Tuesday, November 26, 2013


POWNAL -- A Bennington County Sheriff’s Department deputy has resigned following an investigation into allegations he shot and killed a neighbor’s dog.

Bennington County Sheriff Chad Schmidt said former Deputy Donald Loveland was placed on administrative leave in late August pending the outcome of a Vermont State Police investigation involving him. Schmidt said Loveland resigned Friday on his own volition.

Schmidt said it’s common practice to place a deputy on administrative leave when there are allegations of criminal misconduct. If no wrong-doing is found they are free to return to duty. He said this incident is alleged to have occurred while Loveland was off-duty. He said Loveland had been with the department since 2002 and mainly worked traffic details and prisoner transports.

Lt. Reginald Trayah, commander of the VSP barracks in Shaftsbury, said he could not confirm or deny the existence of any ongoing investigation.

Bennington County State’s Attorney Erica Marthage said she is reviewing the investigation and could not comment further.

A message from Melissa Kilbride was sent to the Banner via email and was also posted on its Facebook page. According to the message, on Aug. 26 Kilbride was at a family gathering on King’s Way in Pownal, when a pit bull, Maxx, slipped its collar and ran off.

Kilbride said that a few minutes later two gunshots were heard, and the dog did not return. According to Kilbride, she and other family members went looking for the dog and went to Loveland’s home but did not make contact with him.

According to Kilbride’s message, she spoke to Loveland the next day and asked if he had seen the dog. According to her, Loveland said the dog attacked his girlfriend’s dog and killed three of his chickens, so he shot at it twice but didn’t think he hit it. She said she reported the incident to the VSP and was told that without a body it would be difficult to press charges.

According to a second message from Kilbride, 10 days after the alleged incident, the dog’s body was found in the woods.

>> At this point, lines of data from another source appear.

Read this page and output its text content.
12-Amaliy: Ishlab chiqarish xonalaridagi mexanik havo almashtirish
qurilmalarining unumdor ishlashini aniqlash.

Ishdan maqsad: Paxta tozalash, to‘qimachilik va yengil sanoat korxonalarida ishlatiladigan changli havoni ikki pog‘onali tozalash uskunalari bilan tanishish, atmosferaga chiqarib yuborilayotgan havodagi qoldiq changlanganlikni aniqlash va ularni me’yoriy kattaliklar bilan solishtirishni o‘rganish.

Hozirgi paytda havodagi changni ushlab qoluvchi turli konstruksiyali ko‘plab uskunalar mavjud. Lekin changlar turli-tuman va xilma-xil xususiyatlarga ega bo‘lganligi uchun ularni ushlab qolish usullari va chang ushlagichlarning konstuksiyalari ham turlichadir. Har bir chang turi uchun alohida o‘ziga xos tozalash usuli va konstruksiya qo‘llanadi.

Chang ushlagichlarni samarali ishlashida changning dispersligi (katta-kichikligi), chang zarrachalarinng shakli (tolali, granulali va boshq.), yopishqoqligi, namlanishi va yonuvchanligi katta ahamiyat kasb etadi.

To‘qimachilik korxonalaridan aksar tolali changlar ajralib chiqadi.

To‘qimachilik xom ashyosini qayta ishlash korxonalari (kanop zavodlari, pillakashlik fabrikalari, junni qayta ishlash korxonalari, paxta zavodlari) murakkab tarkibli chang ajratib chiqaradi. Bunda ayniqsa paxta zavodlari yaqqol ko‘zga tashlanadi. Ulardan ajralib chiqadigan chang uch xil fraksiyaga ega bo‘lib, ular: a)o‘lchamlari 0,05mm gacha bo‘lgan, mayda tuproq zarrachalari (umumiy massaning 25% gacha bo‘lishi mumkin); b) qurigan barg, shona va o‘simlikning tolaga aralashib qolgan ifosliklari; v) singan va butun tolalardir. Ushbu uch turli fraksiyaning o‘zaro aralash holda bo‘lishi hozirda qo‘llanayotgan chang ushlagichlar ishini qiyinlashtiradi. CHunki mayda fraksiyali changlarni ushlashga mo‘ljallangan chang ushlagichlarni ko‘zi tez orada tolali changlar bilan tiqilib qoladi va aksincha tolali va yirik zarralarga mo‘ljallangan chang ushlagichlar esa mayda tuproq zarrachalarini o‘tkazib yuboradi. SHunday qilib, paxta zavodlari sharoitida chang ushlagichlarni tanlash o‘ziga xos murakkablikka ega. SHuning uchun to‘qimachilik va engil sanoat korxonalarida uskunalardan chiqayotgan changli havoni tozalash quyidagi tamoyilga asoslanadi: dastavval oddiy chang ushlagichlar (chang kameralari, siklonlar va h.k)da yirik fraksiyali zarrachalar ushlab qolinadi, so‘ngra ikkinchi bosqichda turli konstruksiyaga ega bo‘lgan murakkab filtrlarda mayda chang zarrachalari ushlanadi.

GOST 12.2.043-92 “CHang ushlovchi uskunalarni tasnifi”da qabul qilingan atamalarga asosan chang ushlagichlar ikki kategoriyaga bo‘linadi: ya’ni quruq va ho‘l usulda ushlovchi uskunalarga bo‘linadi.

Kilbride said in an interview the dog had slipped its collar before but there had been no problems, as the animal was friendly. She said the family had been getting progressively heavier-duty collars in an effort to curb the dog getting loose.

She said the animal technically belongs to her stepdaughter, Amber Kilbride, 20, but it lived at the home and was the family pet. According to Kilbride, police have the dog’s remains and are waiting to examine them. She said the body was decomposed when it was found. According to her, Loveland lives about 60 feet from their home.

Bennington attorney William D. Wright said he represents Loveland and was contacted after the incident by Loveland. Wright said he spoke to the VSP and offered to meet with them regarding the incident but as of Wednesday has not heard back from police.

Wright would not comment on details regarding the incident, but said that he intends to direct police attention to Title 20 section 3545 of the Vermont statutes, which he said allows a person to kill a domestic pet or wolf-hybrid when said animal is found "wounding, killing or worrying," another domestic animal.

"The ball is their court," said Wright. "We have offered to sit down with (police) and talk about this situation but they have not contacted us."